Wenn die gute Paula Brackston (bzw. die Übersetzerin) beim nächsten Roman, dann auch noch die langatmigen Passagen und die vereinzelnden Verniedlichungsformen wie „Örtchen“, „Törchen“, „Brötchen“ und „Füßchen“ beseitigt, bin ich ihr zu gehörigem Dank verpflichtet, denn das liest sich schlichtweg grausam. (Das nur so als Randnotiz!)
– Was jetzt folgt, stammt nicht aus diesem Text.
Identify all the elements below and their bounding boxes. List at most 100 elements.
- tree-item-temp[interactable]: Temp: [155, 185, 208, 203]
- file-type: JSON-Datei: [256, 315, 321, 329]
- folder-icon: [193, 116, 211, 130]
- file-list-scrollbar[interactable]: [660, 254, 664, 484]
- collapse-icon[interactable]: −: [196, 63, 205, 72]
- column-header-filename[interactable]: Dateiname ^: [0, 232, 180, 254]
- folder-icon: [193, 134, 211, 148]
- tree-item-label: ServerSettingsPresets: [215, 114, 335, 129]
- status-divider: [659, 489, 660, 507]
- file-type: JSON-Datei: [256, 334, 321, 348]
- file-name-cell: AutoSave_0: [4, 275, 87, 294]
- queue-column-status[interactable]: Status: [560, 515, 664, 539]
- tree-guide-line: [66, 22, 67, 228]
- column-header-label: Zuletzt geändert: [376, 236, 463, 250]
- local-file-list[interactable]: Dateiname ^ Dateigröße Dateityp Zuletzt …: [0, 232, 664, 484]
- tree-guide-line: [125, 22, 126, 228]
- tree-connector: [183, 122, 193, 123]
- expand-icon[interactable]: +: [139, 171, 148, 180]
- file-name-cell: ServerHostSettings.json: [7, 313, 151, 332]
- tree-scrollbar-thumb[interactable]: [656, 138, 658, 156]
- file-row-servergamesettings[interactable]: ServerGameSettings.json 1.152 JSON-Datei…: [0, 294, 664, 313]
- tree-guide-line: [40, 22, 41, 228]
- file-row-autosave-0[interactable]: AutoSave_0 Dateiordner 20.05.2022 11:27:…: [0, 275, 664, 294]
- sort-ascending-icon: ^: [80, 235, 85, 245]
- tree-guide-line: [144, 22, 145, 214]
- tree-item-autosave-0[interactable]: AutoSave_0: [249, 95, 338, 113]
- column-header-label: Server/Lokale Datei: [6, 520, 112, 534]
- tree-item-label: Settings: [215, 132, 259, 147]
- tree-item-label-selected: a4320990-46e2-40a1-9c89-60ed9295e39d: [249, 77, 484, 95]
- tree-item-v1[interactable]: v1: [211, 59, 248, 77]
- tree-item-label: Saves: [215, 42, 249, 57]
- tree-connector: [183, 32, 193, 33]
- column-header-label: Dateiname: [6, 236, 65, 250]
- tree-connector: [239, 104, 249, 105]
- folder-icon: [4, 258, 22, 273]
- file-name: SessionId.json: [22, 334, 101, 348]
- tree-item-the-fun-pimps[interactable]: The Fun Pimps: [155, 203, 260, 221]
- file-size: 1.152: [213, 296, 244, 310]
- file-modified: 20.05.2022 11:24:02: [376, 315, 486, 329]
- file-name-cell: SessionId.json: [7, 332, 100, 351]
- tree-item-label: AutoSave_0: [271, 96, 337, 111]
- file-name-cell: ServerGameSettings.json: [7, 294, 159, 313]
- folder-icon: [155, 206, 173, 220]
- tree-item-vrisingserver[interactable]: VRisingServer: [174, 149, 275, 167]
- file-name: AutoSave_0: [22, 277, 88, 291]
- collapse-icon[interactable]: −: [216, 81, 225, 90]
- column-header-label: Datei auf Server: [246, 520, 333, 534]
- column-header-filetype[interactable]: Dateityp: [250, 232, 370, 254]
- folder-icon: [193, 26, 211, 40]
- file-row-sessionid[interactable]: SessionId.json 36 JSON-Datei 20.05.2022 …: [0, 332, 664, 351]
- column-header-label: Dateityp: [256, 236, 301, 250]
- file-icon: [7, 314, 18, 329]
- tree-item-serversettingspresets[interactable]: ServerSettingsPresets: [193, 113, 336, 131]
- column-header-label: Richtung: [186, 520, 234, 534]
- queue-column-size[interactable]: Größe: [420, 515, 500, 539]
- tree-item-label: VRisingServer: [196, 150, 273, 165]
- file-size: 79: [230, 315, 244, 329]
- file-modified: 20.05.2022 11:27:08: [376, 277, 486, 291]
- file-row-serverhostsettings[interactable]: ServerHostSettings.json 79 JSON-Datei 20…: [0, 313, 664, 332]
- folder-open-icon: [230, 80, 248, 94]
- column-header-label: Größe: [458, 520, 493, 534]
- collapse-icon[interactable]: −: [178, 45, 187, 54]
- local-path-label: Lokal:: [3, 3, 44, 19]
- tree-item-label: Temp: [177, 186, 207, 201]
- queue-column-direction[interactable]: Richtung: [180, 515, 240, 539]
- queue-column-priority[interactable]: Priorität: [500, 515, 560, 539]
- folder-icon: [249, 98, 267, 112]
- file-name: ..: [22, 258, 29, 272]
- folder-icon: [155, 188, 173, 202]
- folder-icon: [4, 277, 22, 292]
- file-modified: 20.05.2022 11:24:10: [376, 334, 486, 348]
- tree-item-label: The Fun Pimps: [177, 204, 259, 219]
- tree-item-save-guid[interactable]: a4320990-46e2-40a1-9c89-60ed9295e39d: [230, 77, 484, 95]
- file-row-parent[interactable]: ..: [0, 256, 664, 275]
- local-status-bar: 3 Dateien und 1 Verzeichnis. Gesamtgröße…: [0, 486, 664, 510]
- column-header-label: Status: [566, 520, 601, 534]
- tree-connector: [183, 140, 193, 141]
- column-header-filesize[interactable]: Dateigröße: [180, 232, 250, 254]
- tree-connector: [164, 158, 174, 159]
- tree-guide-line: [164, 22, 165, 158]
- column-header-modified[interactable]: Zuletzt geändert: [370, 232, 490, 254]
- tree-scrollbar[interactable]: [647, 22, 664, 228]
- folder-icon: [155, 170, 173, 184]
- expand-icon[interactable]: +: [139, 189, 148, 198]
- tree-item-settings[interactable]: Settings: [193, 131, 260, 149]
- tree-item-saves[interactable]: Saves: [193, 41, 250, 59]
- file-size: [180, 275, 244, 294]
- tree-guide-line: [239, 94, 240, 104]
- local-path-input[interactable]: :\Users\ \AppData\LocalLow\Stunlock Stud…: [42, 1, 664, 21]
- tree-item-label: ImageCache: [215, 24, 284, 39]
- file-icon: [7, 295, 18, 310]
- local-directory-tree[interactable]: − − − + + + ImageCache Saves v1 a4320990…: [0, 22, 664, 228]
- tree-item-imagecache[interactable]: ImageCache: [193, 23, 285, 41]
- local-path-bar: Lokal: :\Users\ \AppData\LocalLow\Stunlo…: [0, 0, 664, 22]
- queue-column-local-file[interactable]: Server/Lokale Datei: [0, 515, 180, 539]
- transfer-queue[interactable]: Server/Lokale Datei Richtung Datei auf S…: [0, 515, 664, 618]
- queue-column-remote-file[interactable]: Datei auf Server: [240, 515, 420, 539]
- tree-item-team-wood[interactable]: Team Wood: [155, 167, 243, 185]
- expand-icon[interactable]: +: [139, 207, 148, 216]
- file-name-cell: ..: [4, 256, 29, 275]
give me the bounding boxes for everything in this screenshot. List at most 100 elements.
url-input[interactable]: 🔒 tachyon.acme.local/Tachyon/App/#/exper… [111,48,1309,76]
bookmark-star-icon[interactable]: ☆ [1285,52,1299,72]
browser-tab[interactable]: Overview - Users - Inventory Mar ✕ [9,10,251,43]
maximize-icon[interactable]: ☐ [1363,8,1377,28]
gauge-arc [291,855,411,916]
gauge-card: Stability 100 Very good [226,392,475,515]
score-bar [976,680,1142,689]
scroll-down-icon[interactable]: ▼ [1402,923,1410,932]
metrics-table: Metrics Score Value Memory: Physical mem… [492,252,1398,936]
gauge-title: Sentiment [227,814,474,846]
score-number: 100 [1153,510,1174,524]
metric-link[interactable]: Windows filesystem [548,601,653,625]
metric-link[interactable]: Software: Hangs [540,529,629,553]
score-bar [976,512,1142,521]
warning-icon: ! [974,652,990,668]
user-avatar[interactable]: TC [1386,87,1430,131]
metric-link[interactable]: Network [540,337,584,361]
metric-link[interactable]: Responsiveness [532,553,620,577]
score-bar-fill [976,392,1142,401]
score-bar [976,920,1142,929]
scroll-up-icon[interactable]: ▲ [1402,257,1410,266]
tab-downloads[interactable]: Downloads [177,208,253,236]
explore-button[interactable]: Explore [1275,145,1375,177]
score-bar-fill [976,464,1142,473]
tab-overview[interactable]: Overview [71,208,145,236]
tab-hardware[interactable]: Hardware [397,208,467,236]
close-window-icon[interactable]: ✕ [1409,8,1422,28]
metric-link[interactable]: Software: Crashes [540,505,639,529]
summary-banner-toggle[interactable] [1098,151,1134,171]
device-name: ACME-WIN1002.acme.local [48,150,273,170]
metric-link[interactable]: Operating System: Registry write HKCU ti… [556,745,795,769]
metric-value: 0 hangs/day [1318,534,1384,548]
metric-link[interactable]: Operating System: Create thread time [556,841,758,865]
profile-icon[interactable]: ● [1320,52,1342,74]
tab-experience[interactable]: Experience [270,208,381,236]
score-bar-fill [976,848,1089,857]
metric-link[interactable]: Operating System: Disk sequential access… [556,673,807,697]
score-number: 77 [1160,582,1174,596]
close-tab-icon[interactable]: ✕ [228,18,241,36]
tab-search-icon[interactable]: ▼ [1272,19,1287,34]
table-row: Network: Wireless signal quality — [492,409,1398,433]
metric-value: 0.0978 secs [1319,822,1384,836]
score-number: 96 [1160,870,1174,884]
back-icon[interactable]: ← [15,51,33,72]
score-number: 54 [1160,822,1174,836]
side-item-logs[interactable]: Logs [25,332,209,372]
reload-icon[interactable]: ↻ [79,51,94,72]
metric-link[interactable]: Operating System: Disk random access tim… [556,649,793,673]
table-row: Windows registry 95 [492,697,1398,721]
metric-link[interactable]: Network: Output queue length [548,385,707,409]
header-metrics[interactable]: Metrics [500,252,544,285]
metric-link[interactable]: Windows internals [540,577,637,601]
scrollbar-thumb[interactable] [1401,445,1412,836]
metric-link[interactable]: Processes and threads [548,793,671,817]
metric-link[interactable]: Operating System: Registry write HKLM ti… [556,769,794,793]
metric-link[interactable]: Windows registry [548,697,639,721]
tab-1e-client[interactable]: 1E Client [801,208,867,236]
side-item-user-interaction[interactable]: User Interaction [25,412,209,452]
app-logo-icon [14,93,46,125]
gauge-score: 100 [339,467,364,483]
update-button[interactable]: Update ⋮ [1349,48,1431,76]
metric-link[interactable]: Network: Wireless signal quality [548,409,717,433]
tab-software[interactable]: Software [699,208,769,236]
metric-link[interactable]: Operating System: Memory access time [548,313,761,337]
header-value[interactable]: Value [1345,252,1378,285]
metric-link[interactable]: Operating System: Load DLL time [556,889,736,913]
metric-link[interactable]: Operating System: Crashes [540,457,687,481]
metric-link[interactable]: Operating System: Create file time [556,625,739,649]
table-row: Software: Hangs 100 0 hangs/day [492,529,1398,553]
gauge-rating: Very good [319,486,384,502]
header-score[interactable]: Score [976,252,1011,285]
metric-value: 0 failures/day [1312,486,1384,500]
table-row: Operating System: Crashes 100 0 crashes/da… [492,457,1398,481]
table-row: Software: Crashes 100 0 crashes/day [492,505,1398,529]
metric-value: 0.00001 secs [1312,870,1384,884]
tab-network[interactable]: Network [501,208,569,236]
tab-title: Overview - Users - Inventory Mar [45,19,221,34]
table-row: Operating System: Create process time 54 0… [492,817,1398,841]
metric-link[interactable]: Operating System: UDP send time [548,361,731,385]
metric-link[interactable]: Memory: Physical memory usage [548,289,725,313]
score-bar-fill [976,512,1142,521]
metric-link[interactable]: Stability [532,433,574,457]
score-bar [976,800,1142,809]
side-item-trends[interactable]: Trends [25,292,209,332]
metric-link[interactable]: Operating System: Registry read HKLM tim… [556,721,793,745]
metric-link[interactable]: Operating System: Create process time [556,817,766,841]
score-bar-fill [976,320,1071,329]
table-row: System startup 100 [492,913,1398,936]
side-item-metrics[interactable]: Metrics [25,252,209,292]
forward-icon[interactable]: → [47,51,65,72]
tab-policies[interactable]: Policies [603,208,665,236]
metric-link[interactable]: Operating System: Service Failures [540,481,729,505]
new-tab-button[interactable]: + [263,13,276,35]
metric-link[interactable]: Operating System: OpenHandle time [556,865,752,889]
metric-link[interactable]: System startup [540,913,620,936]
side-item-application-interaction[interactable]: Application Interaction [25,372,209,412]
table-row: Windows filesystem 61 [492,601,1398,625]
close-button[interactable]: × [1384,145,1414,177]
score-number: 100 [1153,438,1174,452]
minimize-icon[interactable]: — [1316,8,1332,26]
Mir ist auch aufgefallen, dass die Autorin sich zu Beginn der Erzählung, deutlich an die altertümlichen Aufgaben (Kräuterkunde, Herstellung von Essenzen, Gartenpflege,...) einer Hexe klammert, dass sich die Einleitungsphase dann doch etwas aufgeblasen anfühlt.


Überaus empfindsam habe ich die Tragweite des eingeschränkten Dorflebens der Charaktere wahrgenommen. Unfassbar, wie schnell sich Krankheit und Unmut über die Bevölkerung legen lässt, wie schnell sich Hilflosigkeit breitmachen kann, und vor allem wie grausam es sein muss, auf ärztliche Betreuung verzichten zu müssen. Man war der Pest sozusagen chancenlos ausgeliefert. Dieses - heute kaum vorstellbare - Bild vermittelt die Autorin sehr ausdrucksstark!


Auch wenn man sich regelmäßig - meine Wenigkeit inbegriffen - gegen literarische Klischees zur Wehr setzt, wird man hier das ein oder andere vorfinden, dessen sollte man sich bewusst sein. ABER zum Verständnis: Vorurteile hin oder her, was ich hier betreibe, ist Meckern auf hohem Niveau, das sollte mindestens im gleichen Maße klar sein.


Eines möchte ich aber am Ende noch gesagt haben: So bezaubernd, düster und auf irgendeine Art und Weise verrucht das Cover auch sein mag, vermittelt es dennoch, einen völig falschen Eindruck, denn die Geschichte ist ruhiger, zurückhaltender, viel bodenständiger als die Optik auf den ersten Blick vermuten lässt. Das ist keinesfalls negativ gemeint, ganz und gar nicht, man tut einfach nur gut daran, diese Info - vor Beginn - zu beherzigen.


Ich bleibe dabei: Die Figuren sind gut ausgearbeitet, an der Schreibe gibt es kaum etwas auszusetzen, die Story lässt auf jeden Fall Niveau durchblitzen und der Unterhaltungswert befand sich auf einem konstant attraktiven Level.


Von mir gibt es - in Richtung Fantasy-/Mystery-Liebhaber - eine ganz klare Empfehlung!


Inhaltsangabe:


Bathcomb, England, im Jahr 1628. Fassungslos muss die junge Bess Hawksmith mit ansehen, wie ihre Mutter als Hexe hingerichtet wird. Doch damit nicht genug, die Hexenjäger sind auch hinter ihr selbst her. Verzweifelt vertraut sich Bess dem geheimnisvollen Gideon Masters an, von dem man hinter vorgehaltener Hand munkelt, er sei ein Schwarzmagier. Und tatsächlich zwingt Gideon Bess zu einem dunklen Pakt ... Dorset im Jahr 2007: Bess hat sich in der ruhigen Ortschaft Matravers ein neues Leben aufgebaut. Dank ihrer Kräutermischungen und homöopathischen Heilkünste ist sie bei den Einheimischen hoch angesehen. Keiner ahnt, dass die freundliche, attraktive Frau in Wahrheit eine unsterbliche Hexe ist. Bis Bess eines Tages von den finsteren Mächten ihrer Vergangenheit eingeholt wird.